Talk floated around (reported in French newspaper Le Figaro) that Germany is wanting to create a finance minister with their own fiscal powers (to raise taxes and control spending) for the euro zone (“Mr. Euro,” some have been calling such an official). But German Chancellor Angela Merkel’s spokesman has denied this.
The euro itself fell to a new daily low against the dollar, to $1.252.
Merkel and Monti Meet in Rome
For the first time since last week’s European Union summit meeting at which Italian Prime Minister Mario Monti won significant concessions from Merkel, the two met for talks in Rome in which the focus seemed to be “sticking together, despite it all.” Merkel praised the economic reforms Monti has introduced and said that Germany and Italy would face the euro zone problems “together.” Monti spoke of the need for individual countries needing to do their “homework” while emphasizing that “solutions at the European level” are necessary. (The Guardian posts a “spot the bailout” moment.)
Lagarde, Her Moods and Greece
Officials from the “troika,” the International Monetary Fund (IMF), the European Central Bank and the European commission started talks in Athens with officials in the new Greek government. IMF director Christine Lagarde has indicated that she is “not in the mood” to renegotiate the terms of Greece’s bailout agreement. As she said to CNBC: “I’m not in a negotiations or renegotiations mood at all. We are in a fact-finding mood. I’m sure they will have excellent numbers to show in various directions.”

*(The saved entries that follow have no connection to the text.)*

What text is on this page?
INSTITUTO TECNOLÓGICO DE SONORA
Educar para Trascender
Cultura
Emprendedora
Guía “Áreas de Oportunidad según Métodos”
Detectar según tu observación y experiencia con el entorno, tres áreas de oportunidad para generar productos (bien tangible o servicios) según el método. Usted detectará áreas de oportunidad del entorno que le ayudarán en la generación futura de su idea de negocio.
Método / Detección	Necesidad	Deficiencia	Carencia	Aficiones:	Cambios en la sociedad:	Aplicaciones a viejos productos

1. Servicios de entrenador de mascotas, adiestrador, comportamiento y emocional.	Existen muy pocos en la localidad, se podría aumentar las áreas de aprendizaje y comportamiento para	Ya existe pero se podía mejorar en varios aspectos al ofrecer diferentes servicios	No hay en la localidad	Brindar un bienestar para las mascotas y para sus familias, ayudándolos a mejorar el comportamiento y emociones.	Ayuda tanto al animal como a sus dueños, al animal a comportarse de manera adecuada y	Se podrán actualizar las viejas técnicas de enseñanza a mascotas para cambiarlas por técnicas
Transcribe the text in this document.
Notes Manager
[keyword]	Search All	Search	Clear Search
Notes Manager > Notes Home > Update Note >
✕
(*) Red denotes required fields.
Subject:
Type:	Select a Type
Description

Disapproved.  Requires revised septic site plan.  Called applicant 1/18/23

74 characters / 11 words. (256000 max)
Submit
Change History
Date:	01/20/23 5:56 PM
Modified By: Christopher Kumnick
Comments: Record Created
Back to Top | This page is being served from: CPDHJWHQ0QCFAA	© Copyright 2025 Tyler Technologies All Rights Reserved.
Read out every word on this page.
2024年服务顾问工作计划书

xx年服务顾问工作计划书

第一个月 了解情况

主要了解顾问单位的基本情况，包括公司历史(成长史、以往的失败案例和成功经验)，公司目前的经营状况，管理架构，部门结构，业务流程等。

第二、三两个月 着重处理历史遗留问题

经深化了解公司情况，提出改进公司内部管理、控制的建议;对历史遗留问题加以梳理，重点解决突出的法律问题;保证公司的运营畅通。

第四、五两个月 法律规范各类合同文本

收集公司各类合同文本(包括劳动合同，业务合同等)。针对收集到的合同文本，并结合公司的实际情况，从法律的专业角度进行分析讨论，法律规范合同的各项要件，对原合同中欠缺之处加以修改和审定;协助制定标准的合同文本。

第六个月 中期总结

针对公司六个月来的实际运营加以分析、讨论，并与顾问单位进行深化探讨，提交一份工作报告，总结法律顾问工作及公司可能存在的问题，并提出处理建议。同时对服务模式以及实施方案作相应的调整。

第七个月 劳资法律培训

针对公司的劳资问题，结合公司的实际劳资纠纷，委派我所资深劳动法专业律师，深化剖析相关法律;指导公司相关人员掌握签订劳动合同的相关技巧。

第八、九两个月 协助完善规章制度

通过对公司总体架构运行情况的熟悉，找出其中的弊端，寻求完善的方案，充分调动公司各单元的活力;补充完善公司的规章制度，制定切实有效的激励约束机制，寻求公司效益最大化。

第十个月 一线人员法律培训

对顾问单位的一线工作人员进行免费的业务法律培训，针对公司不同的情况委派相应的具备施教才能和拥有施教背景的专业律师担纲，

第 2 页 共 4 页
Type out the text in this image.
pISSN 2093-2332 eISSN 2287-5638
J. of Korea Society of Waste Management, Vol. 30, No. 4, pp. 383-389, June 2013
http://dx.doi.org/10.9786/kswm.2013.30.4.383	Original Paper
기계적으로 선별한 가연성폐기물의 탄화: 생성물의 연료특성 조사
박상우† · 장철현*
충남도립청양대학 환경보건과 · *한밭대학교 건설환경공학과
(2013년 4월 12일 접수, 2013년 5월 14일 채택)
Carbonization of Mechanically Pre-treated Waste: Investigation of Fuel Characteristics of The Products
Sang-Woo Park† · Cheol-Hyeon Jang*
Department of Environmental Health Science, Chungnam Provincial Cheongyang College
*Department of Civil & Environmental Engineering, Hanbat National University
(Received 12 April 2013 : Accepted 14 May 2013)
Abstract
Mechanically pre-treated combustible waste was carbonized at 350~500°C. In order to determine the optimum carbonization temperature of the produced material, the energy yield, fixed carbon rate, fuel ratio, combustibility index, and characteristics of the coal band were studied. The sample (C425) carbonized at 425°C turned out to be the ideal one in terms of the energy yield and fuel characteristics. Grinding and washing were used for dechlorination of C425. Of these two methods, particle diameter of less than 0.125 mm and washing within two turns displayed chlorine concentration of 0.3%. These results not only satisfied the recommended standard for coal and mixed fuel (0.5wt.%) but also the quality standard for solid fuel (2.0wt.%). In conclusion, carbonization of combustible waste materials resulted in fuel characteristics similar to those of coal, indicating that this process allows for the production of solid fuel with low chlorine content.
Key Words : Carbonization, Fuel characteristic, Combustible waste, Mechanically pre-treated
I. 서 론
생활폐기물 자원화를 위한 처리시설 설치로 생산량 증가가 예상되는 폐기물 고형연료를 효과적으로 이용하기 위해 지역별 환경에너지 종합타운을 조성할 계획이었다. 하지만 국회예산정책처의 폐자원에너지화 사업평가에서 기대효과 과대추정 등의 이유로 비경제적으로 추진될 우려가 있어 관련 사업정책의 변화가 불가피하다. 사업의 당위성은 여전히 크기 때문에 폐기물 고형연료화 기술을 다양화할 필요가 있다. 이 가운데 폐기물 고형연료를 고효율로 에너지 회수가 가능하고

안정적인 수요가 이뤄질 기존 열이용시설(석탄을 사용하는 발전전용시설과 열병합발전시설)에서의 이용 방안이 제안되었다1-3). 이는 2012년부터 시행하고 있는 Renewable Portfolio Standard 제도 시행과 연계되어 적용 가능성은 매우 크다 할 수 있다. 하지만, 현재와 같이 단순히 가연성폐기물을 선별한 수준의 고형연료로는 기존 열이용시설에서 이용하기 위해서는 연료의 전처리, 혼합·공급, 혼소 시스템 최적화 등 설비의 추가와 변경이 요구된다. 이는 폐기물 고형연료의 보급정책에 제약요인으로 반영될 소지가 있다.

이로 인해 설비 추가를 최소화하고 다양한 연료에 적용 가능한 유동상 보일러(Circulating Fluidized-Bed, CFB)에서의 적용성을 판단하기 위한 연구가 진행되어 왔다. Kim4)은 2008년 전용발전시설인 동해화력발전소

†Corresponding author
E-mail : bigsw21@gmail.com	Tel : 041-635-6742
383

Actually, the word is that the Greek government is behind in implementing the measures agreed upon in March (no word yet about how that might be affecting Lagarde’s mood).
In France, Austerity Socialist-Style
As part of President François Hollande’s plan to lower France’s deficit to 4.5 percent (from 5.2 percent in 2011), the French government announced 7.2 billion euros in new taxes, a “tax-based retrenchment.” Almost half of the revenue will come from taxes on large companies (1.1 billion euros on large banks and energy firms) and on those with incomes over 1.3 million euros (generating about 2.3 million euros).
It is a strategy to that can be described as “austerity with a strongly socialist flavour,” says Nicholas Spiro of Spiro Sovereign Strategy. The challenge for Hollande will be to put so much of the burden on large companies and the rich, especially as France’s public sector accounts for 56 percent of its gross domestic product.
Barcelona Bourse Protest; Bankia Fraud Case
In Spain, retirees protested at the Barcelona Stock Exchange, saying that the Spanish banking sector had tricked them into making risky investments, as Barbaby Phillips of Al-Jazeera tweeted. No wonder that public anger against the financial sector is growing in Spain: A fraud case has been opened against former executives at Bankia, which required a bailout in May.
Cyprus and Ireland: Of Bailouts and Joblessness
Representatives of the troika also visited Cyprus to discuss plans for a bailout. While it was originally thought that Cyprus would need a 10 billion euro bailout, there are now reports that it may need just that to repair its banks.
Unemployment is up in Ireland to 14.9 percent, way above the 11.1 percent average in the euro zone.
If you’ve read this far, you will not be surprised to hear that many analysts think the euro zone’s problems have simply become too great to solve. Nonetheless, in a report released on Tuesday, Standard’s & Poor’s said there could be some “relief” from the economic crisis in sight after the agreements reached on June 29th at the euro zone summit. We shall see.